I have a catalog here that has the penn squall in three new sizes
sql25n 290/25 mono
sql30 300/30mono
sql40 300/40 mono
Do these new reels have the magnetic cast control.?


----------



## roostertail (Jul 7, 2012)

I'm looking at a Bass pro Saltwater catalog from last year and the only one it doesn't have is the Squall 25n. Would probably be a sweet reel if its got external mag control. Just a bit big maybe for my preferences but i'm sure some would love it. Anything above the 15 in this catalog is lever drag not star and I don't believe have external mag control.


----------



## Catch This (Nov 19, 2005)

Short Answer is yes, all of the squalls with the star drag have adjustable magnetic braking. Google Penn Reels, click on Conventional and then Squall.


----------



## roostertail (Jul 7, 2012)

The only Squalls with star drag are 12 and 15.


----------



## RuddeDogg (Mar 20, 2004)

roostertail said:


> The only Squalls with star drag are 12 and 15.


For now........


----------



## roostertail (Jul 7, 2012)

> For now........


 So.......You on the Penn development team or something?..


----------



## RuddeDogg (Mar 20, 2004)

roostertail said:


> So.......You on the Penn development team or something?..

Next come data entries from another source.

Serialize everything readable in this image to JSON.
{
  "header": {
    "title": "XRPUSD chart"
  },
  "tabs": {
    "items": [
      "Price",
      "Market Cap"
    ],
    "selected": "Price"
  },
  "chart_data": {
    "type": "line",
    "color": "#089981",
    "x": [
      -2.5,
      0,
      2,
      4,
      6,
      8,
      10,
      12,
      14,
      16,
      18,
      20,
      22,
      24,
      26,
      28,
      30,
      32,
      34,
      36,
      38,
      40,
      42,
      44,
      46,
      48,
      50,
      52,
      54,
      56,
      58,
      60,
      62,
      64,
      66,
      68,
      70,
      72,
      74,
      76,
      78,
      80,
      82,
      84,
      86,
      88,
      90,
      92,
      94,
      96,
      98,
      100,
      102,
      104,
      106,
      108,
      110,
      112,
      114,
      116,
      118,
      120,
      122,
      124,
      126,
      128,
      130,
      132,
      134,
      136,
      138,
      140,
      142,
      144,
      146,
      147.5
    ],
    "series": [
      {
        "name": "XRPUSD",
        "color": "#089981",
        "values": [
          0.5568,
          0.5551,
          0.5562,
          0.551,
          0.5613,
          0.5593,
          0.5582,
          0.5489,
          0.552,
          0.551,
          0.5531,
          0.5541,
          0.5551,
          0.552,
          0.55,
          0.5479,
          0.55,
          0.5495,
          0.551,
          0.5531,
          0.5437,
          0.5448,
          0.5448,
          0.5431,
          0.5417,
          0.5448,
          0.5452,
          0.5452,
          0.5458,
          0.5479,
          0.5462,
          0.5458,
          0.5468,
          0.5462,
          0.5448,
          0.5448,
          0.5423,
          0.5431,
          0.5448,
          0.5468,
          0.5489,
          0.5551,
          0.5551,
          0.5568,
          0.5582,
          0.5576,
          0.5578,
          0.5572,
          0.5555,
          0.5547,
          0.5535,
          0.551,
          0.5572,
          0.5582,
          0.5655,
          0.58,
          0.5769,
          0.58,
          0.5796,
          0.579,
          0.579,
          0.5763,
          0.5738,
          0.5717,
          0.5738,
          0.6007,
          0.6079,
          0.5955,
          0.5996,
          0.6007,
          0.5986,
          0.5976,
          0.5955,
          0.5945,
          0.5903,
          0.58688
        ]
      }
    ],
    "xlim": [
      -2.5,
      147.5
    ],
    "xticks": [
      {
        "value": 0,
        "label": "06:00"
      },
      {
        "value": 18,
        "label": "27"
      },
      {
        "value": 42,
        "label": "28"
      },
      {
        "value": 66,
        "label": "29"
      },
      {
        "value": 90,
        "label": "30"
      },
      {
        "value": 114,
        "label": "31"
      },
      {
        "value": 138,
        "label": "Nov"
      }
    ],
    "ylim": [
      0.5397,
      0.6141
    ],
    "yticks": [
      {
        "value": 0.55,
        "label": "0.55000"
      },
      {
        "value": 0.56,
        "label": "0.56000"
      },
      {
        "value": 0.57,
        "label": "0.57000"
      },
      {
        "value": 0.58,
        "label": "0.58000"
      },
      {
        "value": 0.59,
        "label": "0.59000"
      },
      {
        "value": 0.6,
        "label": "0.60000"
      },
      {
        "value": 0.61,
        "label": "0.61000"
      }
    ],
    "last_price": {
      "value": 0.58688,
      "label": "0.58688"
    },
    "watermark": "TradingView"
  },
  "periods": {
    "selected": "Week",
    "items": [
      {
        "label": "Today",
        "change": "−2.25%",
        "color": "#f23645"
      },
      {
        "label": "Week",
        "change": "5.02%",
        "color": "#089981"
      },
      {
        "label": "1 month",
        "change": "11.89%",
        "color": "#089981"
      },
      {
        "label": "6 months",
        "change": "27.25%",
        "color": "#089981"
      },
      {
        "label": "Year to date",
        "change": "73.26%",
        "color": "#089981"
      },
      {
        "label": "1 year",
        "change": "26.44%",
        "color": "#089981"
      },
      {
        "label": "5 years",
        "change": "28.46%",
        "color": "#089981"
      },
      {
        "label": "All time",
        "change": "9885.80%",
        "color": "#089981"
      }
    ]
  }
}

No, I just happen to know one of the distributors that comes to the bait shops around here and he said that the nee models will eventually be like the 12 and 15, is that okay? Or do we need your permission to make posts now?


----------



## roostertail (Jul 7, 2012)

No I ain't the boss here! lol! I just wondered how you knew. If someone on here said the Penn Battle is spinning reel not a conventional and I came on here and For Now you would wonder what I knew... Its all cool tho!


----------



## RuddeDogg (Mar 20, 2004)

It's all good my man, maybe I read it wrong or my cabin fever took hold of me. No harm, no foul.


----------



## roostertail (Jul 7, 2012)

I have a severe case of cabin fever myself! Man I am ready for spring!!


----------



## Orest (Jul 28, 2003)

The Squall 25N - for narrow - is a star drag but does not have mag control.


----------



## gilly21 (Feb 15, 2006)

Too bad Penn doesnt have a squall that is magged and holds ~300yrds of 17. Kinda between the 15 and the 25N. That would be my choice of drum reel if there was one.


----------



## fshgut (Sep 10, 2010)

thanks for the info.
And somthing a little smaller than the 25n would be great.


----------